Donald Trump issued the following Tweet in reaction to this morning’s North Korean ICBM launch that had the potential to hit Alaska.

Despite the bravado, the Tweets do not hide the utter shock in North Korea’s ability to make serious advancements in its ICBM program.  Today’s test was supposed to be a year away.  This puts pressure on the Trump administration to respond accordingly.

Yet, how did the situation reach this point?  Disregarding the last 17 years of foolish attempts at convincing North Korea to stop, the last several months has seen their program has grown considerably.

Iran is Developing North Korea’s ICBM Technology

The partnership built around missile development and nuclear technology between Iran and North Korea has only grown stronger since the Obama administration reached a deal on Iran’s nuclear program.

North Korea tests missiles then sells the know how to Iran who in turn tests and improves the missile and then sends the updated specs back to North Korea.  This is the explanation of how the Kim Jong Un regime has reached impressive levels of missile capability is disconcerning and means that the Trump administration is essentiall fighting a two front war. It also means that the North Korean and Iranian issue are ver intertwined.
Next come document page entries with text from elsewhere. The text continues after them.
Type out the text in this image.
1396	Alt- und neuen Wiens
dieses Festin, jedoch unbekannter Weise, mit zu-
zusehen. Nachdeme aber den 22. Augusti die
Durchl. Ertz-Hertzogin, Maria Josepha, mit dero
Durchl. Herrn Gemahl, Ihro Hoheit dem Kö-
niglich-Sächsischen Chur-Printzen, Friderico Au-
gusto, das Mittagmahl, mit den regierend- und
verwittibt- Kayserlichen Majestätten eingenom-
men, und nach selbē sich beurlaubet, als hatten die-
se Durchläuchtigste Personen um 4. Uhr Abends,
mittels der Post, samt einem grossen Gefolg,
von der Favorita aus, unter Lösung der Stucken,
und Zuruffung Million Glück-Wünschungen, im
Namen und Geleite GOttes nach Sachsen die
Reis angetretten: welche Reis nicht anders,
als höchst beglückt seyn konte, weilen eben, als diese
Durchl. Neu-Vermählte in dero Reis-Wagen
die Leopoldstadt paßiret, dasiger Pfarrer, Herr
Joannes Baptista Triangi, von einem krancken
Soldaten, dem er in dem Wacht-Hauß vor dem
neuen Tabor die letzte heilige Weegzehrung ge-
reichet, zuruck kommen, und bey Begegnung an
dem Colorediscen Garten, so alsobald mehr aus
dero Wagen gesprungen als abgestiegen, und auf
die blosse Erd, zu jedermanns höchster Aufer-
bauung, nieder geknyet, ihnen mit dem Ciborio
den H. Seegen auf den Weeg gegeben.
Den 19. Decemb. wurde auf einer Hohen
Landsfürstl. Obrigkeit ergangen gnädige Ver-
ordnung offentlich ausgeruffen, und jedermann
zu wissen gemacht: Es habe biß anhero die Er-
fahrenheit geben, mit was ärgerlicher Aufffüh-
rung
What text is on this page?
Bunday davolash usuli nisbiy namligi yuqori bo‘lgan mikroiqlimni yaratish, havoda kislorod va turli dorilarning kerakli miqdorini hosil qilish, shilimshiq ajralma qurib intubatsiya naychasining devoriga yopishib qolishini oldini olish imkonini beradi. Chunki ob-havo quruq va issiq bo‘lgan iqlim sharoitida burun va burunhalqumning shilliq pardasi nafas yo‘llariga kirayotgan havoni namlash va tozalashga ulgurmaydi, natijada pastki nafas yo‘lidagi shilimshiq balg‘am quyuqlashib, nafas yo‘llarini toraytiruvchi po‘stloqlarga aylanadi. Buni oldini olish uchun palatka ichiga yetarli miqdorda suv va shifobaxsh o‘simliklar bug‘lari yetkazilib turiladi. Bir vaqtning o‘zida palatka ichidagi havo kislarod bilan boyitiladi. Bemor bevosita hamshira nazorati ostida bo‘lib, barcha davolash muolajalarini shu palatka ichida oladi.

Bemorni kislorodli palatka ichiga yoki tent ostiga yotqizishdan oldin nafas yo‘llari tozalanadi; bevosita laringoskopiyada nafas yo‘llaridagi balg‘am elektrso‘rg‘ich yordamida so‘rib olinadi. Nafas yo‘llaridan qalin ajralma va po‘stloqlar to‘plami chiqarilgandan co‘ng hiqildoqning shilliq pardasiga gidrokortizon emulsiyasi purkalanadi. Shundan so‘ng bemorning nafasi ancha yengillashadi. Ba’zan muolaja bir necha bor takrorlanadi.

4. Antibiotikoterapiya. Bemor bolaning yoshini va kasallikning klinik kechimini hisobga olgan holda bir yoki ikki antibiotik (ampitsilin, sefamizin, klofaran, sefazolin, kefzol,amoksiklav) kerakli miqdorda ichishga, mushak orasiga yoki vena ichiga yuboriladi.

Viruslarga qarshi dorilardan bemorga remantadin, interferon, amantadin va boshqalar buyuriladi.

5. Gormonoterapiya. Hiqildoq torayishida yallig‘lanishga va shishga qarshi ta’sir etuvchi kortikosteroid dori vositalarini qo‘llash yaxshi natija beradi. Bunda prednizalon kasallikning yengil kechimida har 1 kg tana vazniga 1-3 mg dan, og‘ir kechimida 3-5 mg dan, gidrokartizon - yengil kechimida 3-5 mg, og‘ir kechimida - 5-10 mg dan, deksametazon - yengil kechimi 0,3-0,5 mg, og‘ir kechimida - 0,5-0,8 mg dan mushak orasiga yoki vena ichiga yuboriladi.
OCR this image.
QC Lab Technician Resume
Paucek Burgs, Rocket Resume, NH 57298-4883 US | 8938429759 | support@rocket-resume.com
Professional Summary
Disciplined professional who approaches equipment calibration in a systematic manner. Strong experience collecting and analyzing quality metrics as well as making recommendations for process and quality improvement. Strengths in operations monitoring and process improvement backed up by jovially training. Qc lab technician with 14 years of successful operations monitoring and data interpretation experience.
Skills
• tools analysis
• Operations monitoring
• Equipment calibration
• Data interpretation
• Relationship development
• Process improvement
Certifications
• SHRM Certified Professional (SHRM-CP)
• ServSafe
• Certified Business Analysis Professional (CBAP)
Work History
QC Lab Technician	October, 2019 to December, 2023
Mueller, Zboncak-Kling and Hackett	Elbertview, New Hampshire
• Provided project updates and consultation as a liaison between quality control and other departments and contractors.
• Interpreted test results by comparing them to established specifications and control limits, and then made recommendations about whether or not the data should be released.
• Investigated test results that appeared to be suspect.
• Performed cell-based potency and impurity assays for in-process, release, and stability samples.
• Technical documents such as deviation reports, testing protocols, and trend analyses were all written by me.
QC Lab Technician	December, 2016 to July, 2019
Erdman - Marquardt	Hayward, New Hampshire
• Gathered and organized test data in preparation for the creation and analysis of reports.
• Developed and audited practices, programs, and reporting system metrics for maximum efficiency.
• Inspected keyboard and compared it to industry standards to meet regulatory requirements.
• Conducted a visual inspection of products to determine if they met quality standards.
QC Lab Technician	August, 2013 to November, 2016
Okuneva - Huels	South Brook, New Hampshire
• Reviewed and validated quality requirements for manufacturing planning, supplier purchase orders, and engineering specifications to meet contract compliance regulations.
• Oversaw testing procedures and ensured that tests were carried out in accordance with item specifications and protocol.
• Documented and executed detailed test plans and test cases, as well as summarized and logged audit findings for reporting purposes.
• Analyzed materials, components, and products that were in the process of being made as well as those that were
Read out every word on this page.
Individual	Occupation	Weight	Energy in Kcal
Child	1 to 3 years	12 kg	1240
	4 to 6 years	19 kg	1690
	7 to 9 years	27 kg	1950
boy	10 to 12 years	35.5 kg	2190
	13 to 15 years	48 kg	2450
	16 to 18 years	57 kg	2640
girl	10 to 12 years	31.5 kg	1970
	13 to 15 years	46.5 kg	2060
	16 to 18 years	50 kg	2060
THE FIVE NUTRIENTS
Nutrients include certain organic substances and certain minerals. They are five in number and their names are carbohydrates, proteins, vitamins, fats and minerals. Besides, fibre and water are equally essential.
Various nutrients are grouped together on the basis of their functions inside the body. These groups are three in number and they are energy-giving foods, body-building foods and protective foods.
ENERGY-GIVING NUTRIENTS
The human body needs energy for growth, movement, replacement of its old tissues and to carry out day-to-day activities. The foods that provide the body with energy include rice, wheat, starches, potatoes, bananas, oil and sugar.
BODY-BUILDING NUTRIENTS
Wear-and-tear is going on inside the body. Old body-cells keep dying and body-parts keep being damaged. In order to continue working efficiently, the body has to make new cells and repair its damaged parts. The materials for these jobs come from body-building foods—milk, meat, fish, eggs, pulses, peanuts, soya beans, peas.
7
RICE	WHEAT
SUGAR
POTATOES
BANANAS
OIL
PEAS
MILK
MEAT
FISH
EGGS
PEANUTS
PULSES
Israel Defense Analyst Tal Inbar wrote in May:

“The ‘accuracy revolution’ is a process we see in many countries’ rockets and missile forces,” Inbar wrote. “North Korea’s close ally, Iran, which bought the technical know-how on ballistic missiles from North Korea, introduced a new generation of ballistic missiles with a forward section containing a set of movable fins and guidance equipment.”

Taking on One Means Taking on Two

Micha Gefen reported in April about the interconnection of the two programs.

“It has been known for some time that Iranian missile technology was developed in North Korea.  Both regimes see the USA as their number one enemy and have worked together to build a situation where they would pose a serious threat to the USA. To most observers North Korea and Iran are in constant coordination as can be seen from last week’s ballistic missile test in Ira, which followed North Korea’s launch of four missiles near Japan.

Researchers from the Foundation for Defense of Democracies published a research paper (.pdf) in January 2016 outlining Iran’s past and present military dealings with North Korea, concluding that “the signs of military and scientific cooperation between Iran and North Korea suggest that Pyongyang could have been involved in Tehran’s nuclear and ballistic-missile program, and that state-run trading companies may have assisted in critical aspects of Iran’s illicit nuclear-related activities.””

If America and its allies want to deal with North Korea, the Iranian advance accross Syria and its threat to the Israeli Golan must be taken into consideration.